2. Cap Liquidation Preferences to Protect Founder Economics
Liquidation preferences typically run at 1x non-participating in Indian Series A and B rounds. Beware of multiples and participation in tougher market conditions — a 2x participating preference can leave founders with very little even at a respectable exit. Cap the preference at the higher of the preference amount and the as-if-converted equity outcome.
3. Map the Stack: Last Money In, First Money Out
- Senior preference holders (latest round) are paid first up to their preference amount
- Then the previous round, and so on backward through the cap table
- After preferences clear, ordinary shares including founders and ESOP-holders share the residual
- Anti-dilution and pay-to-play provisions further reshape the stack
4. Run a Real Exit Waterfall Model
Spreadsheets do not lie. Model your exit at multiple valuations — half, one, two, and three times your latest post-money — and observe what founders, employees, and each investor class actually receive. If founders walk away with a single-digit percentage at a credible exit, renegotiate the waterfall before signing the next round.

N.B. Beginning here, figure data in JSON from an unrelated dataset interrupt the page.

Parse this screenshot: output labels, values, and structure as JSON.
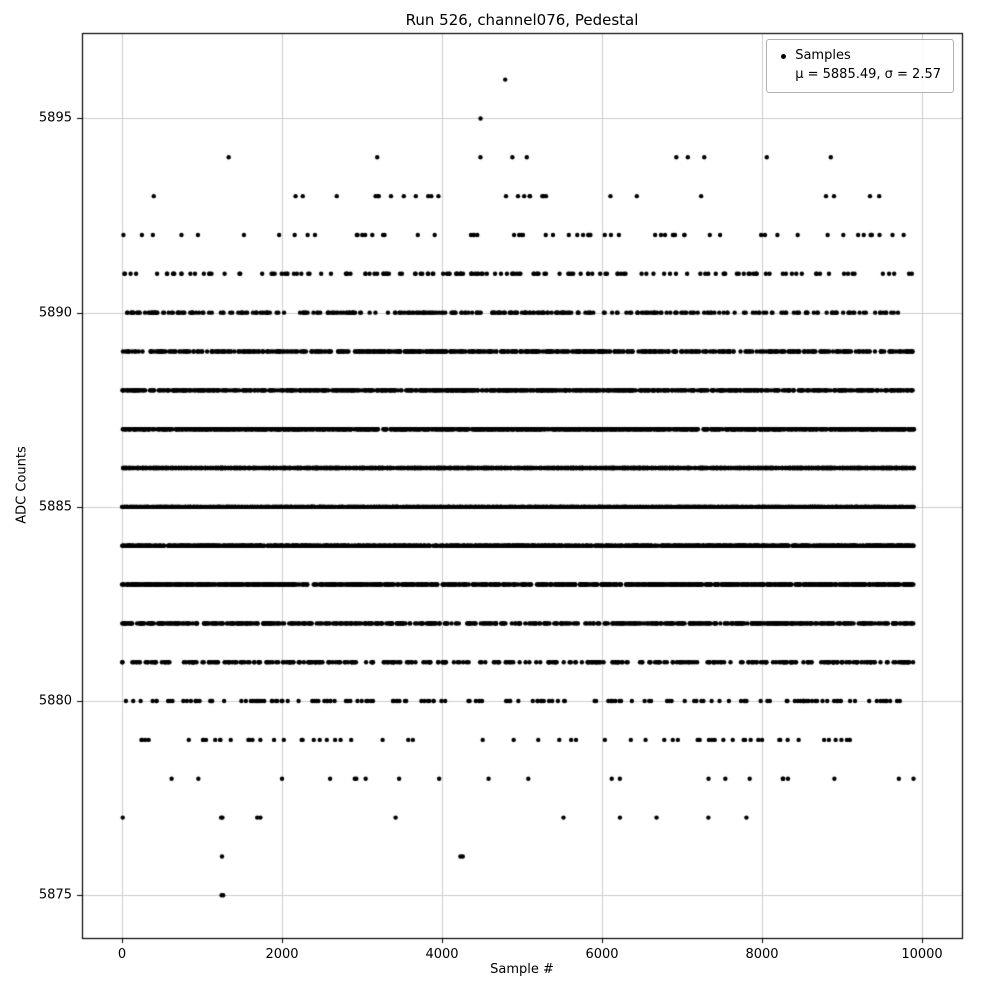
{
  "figure": {
    "title": "Run 526, channel076, Pedestal",
    "xlabel": "Sample #",
    "ylabel": "ADC Counts"
  },
  "legend": {
    "label": "Samples",
    "stats": "μ = 5885.49, σ = 2.57"
  },
  "colors": {
    "background": "#ffffff",
    "axis": "#000000",
    "grid": "#cccccc",
    "marker": "#000000"
  },
  "chart_data": {
    "type": "scatter",
    "title": "Run 526, channel076, Pedestal",
    "xlabel": "Sample #",
    "ylabel": "ADC Counts",
    "xlim": [
      -500,
      10500
    ],
    "ylim": [
      5873.9,
      5897.2
    ],
    "xticks": [
      0,
      2000,
      4000,
      6000,
      8000,
      10000
    ],
    "yticks": [
      5875,
      5880,
      5885,
      5890,
      5895
    ],
    "grid": true,
    "legend_position": "upper right",
    "series_label": "Samples",
    "n_samples": 9950,
    "x_start": 0,
    "x_end": 9900,
    "mean": 5885.49,
    "sigma": 2.57,
    "y_quantization": 1,
    "y_min": 5875,
    "y_max": 5896,
    "seed": 42,
    "baseline_wander": {
      "amplitude": 0.35,
      "period": 7100,
      "phase_min_x": 1250
    },
    "marker": {
      "color": "#000000",
      "radius": 2.2
    },
    "outliers": [
      {
        "x": 4790,
        "y": 5896
      },
      {
        "x": 1245,
        "y": 5875
      },
      {
        "x": 1265,
        "y": 5875
      },
      {
        "x": 1250,
        "y": 5876
      },
      {
        "x": 4230,
        "y": 5876
      },
      {
        "x": 4260,
        "y": 5876
      },
      {
        "x": 1255,
        "y": 5877
      },
      {
        "x": 1690,
        "y": 5877
      },
      {
        "x": 1730,
        "y": 5877
      },
      {
        "x": 3420,
        "y": 5877
      },
      {
        "x": 3190,
        "y": 5894
      },
      {
        "x": 4880,
        "y": 5894
      },
      {
        "x": 5060,
        "y": 5894
      },
      {
        "x": 8060,
        "y": 5894
      },
      {
        "x": 8860,
        "y": 5894
      },
      {
        "x": 3170,
        "y": 5893
      },
      {
        "x": 3210,
        "y": 5893
      },
      {
        "x": 4800,
        "y": 5893
      },
      {
        "x": 4950,
        "y": 5893
      },
      {
        "x": 5100,
        "y": 5893
      },
      {
        "x": 5300,
        "y": 5893
      },
      {
        "x": 8800,
        "y": 5893
      },
      {
        "x": 8900,
        "y": 5893
      },
      {
        "x": 9350,
        "y": 5893
      }
    ]
  }
}
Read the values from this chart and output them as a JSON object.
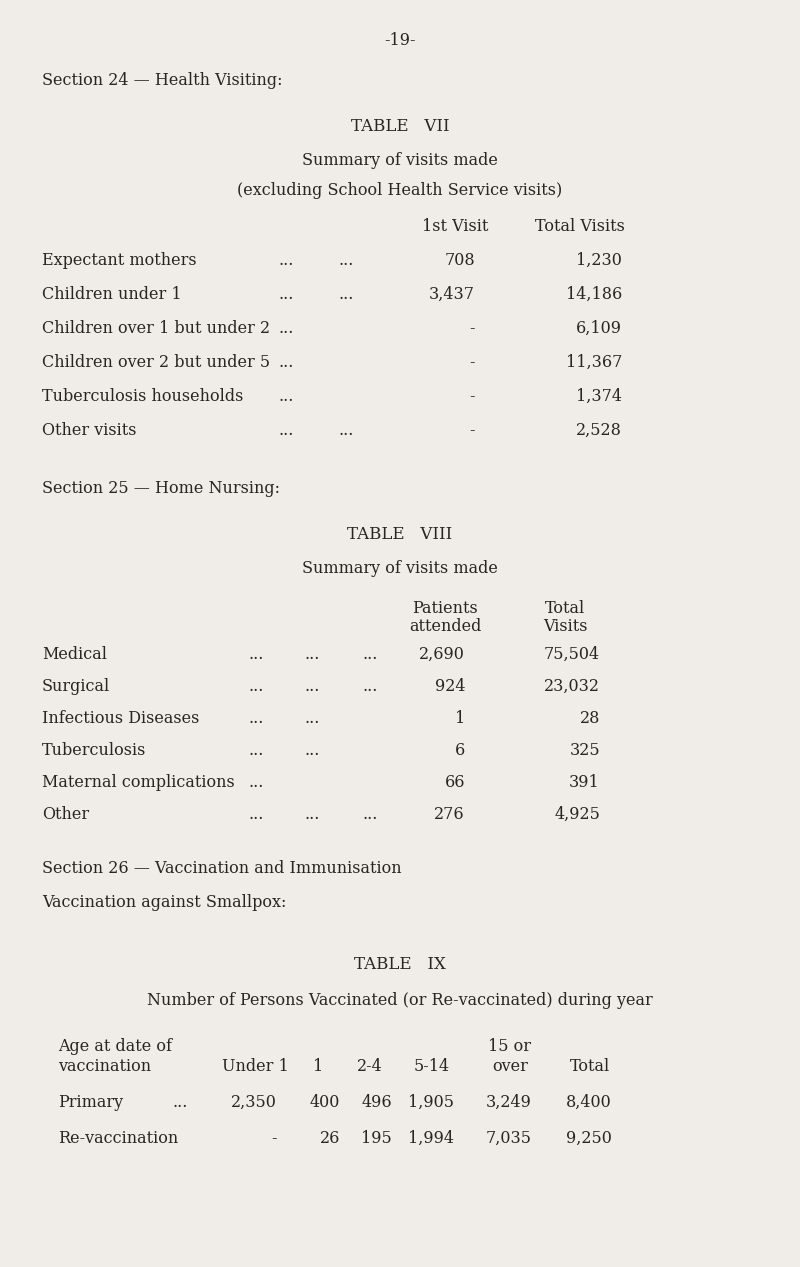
{
  "page_number": "-19-",
  "bg_color": "#f0ede8",
  "text_color": "#2a2520",
  "section24_header": "Section 24 — Health Visiting:",
  "table7_title": "TABLE   VII",
  "table7_subtitle": "Summary of visits made",
  "table7_subsubtitle": "(excluding School Health Service visits)",
  "table7_col1": "1st Visit",
  "table7_col2": "Total Visits",
  "table7_rows": [
    [
      "Expectant mothers",
      "...",
      "...",
      "708",
      "1,230"
    ],
    [
      "Children under 1",
      "...",
      "...",
      "3,437",
      "14,186"
    ],
    [
      "Children over 1 but under 2",
      "...",
      "",
      "-",
      "6,109"
    ],
    [
      "Children over 2 but under 5",
      "...",
      "",
      "-",
      "11,367"
    ],
    [
      "Tuberculosis households",
      "...",
      "",
      "-",
      "1,374"
    ],
    [
      "Other visits",
      "...",
      "...",
      "-",
      "2,528"
    ]
  ],
  "section25_header": "Section 25 — Home Nursing:",
  "table8_title": "TABLE   VIII",
  "table8_subtitle": "Summary of visits made",
  "table8_rows": [
    [
      "Medical",
      "...",
      "...",
      "...",
      "2,690",
      "75,504"
    ],
    [
      "Surgical",
      "...",
      "...",
      "...",
      "924",
      "23,032"
    ],
    [
      "Infectious Diseases",
      "...",
      "...",
      "",
      "1",
      "28"
    ],
    [
      "Tuberculosis",
      "...",
      "...",
      "",
      "6",
      "325"
    ],
    [
      "Maternal complications",
      "...",
      "",
      "",
      "66",
      "391"
    ],
    [
      "Other",
      "...",
      "...",
      "...",
      "276",
      "4,925"
    ]
  ],
  "section26_header": "Section 26 — Vaccination and Immunisation",
  "vacc_subheader": "Vaccination against Smallpox:",
  "table9_title": "TABLE   IX",
  "table9_subtitle": "Number of Persons Vaccinated (or Re-vaccinated) during year",
  "table9_age_label1": "Age at date of",
  "table9_age_label2": "vaccination",
  "table9_col15or": "15 or",
  "table9_col_headers": [
    "Under 1",
    "1",
    "2-4",
    "5-14",
    "over",
    "Total"
  ],
  "table9_rows": [
    [
      "Primary",
      "...",
      "2,350",
      "400",
      "496",
      "1,905",
      "3,249",
      "8,400"
    ],
    [
      "Re-vaccination",
      "",
      "-",
      "26",
      "195",
      "1,994",
      "7,035",
      "9,250"
    ]
  ]
}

5. Address ESOP and Carve-Outs Explicitly
Indian ESOP holders are routinely squeezed in exits because shareholders' agreements grant them no priority. Negotiate a management carve-out — a percentage of exit proceeds reserved for senior employees ahead of the preference waterfall. This protects the team that built the value and keeps incentives aligned through the exit process.
Conclusion
Waterfalls are where math beats narrative. Insist on non-participating preferences, model every exit scenario, build an explicit management carve-out, and document the stack so there is no ambiguity at exit. Founders who negotiate the waterfall as carefully as the valuation keep both their economics and their team intact.